Intisari Berita
- polri menyatakan tugasnya selesai setelah melimpahkan berkas dan tersangka ke Kejaksaan Negeri Jakarta Selatan.
- Kejaksaan kemudian memutuskan menangguhkan penahanan Roy Suryo dan Dokter Tifa dengan syarat adanya jaminan keluarga.
- Selanjutnya, proses penanganan sepenuhnya menjadi wewenang lembaga kejaksaan.
JAKARTA – Kepala Kepolisian Republik Indonesia Jenderal Listyo Sigit Prabowo menegaskan bahwa kewajiban Polri dalam kasus dugaan fitnah yang menjerat Roy Suryo dan Dokter Tifa telah selesai dilaksanakan.
Pernyataan itu disampaikan saat menghadiri acara puncak bakti kesehatan di Lapangan Sespolwan Polri, Jakarta Selatan, Selasa (23/6/2026). Menurutnya, Polri telah menyelesaikan seluruh proses penyidikan dan menyerahkan berkas lengkap beserta tersangka ke tahap penuntutan.

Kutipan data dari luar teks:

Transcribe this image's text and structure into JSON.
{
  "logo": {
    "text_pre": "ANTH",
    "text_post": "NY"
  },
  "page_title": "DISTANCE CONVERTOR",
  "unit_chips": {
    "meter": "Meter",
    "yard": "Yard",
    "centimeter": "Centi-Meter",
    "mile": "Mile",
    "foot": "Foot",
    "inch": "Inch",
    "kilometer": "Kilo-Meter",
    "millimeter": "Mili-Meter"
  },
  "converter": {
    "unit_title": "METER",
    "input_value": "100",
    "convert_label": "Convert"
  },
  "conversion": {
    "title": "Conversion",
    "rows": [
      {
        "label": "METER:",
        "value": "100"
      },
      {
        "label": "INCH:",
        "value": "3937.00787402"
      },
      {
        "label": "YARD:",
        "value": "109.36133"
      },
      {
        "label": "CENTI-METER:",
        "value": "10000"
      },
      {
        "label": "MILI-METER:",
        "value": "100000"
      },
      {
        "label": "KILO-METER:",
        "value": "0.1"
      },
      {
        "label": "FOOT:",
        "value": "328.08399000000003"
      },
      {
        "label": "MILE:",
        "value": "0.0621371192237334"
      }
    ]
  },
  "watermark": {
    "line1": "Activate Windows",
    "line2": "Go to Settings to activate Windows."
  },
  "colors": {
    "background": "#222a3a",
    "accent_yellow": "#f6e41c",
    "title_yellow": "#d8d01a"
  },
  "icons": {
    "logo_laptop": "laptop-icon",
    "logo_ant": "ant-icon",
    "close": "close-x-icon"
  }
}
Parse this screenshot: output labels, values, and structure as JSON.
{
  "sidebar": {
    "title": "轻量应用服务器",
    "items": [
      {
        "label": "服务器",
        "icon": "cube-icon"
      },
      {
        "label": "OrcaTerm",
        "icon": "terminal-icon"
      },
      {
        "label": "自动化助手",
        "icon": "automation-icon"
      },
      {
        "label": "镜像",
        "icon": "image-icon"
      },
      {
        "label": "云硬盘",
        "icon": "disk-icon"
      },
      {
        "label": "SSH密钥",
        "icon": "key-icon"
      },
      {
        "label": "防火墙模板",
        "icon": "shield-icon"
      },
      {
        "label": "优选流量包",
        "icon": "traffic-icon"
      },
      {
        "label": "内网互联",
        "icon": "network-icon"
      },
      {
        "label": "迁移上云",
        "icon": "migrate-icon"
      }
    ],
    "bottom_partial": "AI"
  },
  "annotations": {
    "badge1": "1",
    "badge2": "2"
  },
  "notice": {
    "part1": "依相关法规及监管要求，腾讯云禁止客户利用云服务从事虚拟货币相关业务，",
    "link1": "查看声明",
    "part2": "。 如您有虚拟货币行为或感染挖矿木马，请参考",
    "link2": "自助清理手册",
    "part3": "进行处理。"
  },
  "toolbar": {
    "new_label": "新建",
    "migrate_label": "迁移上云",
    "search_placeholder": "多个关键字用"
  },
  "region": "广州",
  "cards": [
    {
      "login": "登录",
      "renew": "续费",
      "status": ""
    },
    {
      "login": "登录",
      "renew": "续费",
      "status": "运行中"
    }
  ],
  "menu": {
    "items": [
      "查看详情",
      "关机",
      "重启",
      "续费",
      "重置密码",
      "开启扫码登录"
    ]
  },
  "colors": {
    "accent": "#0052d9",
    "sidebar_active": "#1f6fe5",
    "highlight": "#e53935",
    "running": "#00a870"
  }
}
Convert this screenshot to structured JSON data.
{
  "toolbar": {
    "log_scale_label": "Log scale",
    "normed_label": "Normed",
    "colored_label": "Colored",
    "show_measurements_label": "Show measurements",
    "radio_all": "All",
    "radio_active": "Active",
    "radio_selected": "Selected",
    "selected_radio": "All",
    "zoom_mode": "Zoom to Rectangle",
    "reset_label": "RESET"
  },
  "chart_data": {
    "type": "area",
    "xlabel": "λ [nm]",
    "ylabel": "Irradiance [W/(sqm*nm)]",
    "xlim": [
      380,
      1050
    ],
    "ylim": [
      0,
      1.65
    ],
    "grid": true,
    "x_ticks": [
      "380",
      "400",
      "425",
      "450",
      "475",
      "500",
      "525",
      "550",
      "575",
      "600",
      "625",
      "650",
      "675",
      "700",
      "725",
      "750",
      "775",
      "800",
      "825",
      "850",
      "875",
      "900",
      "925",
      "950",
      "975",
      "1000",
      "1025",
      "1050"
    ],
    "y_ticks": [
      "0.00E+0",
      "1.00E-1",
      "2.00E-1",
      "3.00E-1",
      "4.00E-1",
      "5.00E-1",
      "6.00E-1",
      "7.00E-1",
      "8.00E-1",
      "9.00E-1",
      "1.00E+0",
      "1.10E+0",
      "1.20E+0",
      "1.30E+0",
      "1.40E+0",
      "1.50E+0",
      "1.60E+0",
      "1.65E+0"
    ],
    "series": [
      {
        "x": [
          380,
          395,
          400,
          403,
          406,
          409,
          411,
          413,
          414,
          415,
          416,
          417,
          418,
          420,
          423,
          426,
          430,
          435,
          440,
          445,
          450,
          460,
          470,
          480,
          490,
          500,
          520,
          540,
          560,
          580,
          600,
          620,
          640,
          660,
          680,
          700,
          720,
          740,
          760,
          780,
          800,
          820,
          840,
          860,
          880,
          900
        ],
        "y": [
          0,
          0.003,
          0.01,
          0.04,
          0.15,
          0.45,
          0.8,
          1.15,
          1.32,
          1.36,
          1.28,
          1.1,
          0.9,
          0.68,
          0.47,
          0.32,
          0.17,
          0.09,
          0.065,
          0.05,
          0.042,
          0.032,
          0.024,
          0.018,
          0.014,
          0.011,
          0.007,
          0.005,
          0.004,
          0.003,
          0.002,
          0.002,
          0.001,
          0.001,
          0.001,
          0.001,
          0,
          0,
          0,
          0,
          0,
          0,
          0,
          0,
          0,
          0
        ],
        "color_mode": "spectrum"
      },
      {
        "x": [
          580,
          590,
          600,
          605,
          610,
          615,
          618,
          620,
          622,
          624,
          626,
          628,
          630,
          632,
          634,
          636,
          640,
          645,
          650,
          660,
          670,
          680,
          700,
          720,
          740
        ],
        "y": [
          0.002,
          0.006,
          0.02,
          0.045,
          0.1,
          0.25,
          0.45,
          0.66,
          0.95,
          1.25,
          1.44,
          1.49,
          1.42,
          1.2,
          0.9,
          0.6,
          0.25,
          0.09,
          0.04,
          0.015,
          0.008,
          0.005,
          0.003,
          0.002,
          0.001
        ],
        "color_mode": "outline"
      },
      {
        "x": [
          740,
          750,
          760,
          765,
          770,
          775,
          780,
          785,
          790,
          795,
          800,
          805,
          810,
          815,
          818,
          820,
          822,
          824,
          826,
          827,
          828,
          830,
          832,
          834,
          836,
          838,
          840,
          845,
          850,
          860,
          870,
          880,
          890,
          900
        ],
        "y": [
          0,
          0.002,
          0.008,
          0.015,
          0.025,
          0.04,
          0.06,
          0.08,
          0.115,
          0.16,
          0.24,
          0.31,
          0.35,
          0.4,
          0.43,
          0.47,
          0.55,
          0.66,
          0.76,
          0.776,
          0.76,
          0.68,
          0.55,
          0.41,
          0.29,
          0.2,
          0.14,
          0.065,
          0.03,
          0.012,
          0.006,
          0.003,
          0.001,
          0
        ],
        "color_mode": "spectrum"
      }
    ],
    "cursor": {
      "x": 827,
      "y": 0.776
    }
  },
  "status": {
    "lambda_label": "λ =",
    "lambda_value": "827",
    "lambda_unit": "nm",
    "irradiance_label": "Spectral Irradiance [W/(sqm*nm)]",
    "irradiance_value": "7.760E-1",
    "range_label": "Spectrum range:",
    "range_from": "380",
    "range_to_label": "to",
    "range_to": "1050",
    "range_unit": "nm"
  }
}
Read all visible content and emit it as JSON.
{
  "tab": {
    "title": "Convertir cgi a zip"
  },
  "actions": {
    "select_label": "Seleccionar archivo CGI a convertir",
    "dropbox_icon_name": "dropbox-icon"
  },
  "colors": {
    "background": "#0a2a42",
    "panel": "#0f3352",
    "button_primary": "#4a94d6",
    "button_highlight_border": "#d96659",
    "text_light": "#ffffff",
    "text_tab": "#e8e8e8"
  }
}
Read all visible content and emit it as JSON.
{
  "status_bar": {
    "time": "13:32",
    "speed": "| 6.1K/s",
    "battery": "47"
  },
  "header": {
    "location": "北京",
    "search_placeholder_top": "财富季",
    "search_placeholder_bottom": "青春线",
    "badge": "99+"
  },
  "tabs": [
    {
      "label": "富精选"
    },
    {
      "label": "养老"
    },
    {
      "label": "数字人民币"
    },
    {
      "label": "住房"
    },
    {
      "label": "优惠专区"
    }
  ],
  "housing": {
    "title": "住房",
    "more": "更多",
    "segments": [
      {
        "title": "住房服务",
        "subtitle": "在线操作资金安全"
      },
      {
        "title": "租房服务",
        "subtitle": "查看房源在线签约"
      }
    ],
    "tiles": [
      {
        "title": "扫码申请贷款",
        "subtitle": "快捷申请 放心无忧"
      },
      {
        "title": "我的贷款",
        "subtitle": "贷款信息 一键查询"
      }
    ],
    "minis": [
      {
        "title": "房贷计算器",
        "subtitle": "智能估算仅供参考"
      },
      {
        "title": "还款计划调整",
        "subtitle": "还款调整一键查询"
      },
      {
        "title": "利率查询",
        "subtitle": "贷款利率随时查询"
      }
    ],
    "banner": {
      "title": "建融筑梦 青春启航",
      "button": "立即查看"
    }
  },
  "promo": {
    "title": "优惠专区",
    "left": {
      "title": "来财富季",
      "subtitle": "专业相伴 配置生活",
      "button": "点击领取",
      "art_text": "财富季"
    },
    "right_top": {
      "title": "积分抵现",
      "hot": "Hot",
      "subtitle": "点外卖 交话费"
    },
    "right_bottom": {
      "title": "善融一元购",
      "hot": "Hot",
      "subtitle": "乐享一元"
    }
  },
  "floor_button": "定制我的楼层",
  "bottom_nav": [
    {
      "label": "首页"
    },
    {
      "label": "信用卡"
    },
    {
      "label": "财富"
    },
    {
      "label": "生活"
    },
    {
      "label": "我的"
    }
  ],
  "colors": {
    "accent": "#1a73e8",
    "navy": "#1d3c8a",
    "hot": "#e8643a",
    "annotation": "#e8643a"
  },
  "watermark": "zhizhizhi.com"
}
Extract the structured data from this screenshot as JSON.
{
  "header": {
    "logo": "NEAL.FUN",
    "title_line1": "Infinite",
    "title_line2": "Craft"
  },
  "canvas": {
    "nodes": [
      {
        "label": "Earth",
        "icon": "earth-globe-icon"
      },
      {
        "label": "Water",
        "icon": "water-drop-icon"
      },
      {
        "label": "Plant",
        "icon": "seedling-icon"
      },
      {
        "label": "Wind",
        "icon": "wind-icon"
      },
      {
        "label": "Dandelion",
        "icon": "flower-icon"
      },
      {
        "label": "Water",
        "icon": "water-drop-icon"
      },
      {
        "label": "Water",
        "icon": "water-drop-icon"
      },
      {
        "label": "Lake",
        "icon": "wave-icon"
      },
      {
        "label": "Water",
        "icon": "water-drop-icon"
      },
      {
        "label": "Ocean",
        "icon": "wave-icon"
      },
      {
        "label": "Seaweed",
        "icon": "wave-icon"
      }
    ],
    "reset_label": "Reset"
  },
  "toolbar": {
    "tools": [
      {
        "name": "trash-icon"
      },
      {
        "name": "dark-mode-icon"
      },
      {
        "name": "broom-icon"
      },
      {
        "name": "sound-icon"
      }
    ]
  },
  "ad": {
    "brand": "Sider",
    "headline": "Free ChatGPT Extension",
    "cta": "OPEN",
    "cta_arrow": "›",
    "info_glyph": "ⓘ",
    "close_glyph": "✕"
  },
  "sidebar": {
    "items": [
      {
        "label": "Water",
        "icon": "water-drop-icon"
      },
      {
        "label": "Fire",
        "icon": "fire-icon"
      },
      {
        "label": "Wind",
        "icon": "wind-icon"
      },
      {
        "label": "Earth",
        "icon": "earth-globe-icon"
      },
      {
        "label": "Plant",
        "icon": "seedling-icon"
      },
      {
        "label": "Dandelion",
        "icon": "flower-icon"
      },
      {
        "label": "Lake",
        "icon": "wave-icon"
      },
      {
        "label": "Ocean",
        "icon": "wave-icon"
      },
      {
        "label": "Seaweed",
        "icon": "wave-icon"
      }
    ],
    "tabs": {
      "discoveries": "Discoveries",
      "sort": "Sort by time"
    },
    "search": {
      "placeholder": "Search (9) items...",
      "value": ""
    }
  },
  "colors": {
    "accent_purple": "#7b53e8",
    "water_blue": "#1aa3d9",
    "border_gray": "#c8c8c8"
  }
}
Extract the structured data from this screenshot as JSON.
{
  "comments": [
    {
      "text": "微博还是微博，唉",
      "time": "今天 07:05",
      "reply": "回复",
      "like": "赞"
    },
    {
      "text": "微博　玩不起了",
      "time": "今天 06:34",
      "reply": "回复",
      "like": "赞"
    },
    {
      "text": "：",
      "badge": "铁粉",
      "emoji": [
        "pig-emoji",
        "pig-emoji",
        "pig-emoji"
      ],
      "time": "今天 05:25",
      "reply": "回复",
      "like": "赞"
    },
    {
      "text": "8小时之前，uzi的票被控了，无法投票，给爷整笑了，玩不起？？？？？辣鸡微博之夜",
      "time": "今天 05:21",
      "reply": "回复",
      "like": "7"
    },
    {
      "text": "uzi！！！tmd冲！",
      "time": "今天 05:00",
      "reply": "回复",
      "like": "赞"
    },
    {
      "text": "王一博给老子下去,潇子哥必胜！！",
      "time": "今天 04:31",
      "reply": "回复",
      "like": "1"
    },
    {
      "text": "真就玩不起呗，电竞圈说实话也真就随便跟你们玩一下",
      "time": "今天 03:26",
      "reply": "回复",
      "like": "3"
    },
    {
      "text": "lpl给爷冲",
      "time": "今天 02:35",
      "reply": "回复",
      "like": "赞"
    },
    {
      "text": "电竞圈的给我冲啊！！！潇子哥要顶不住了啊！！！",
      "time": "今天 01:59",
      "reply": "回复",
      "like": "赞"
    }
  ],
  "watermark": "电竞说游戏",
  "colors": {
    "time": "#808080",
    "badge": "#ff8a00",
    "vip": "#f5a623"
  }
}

“Polri telah melaksanakan kewajiban untuk menyerahkan tahap kedua, mencakup administrasi penyidikan dan penyerahan tersangka. Jadi kewajiban kami sudah selesai. Masalah penangguhan penahanan saat ini sudah beralih ke kejaksaan,” ujar Sigit.
Sebelumnya, Kepala Kejaksaan Negeri Jakarta Selatan Marcelo Bellah menjelaskan keputusan menangguhkan penahanan diambil setelah tim jaksa mempertimbangkan permohonan dari kuasa hukum dan keluarga kedua tersangka. Keluarga dinyatakan bersedia menjadi penjamin dan menanggung risiko jika tersangka tidak hadir dalam proses persidangan.
Roy Suryo dan Dokter Tifa ditangkap pada 19 Juni 2026. Sebelum dilimpahkan ke kejaksaan, keduanya sempat menjalani perawatan di Rumah Sakit Polri.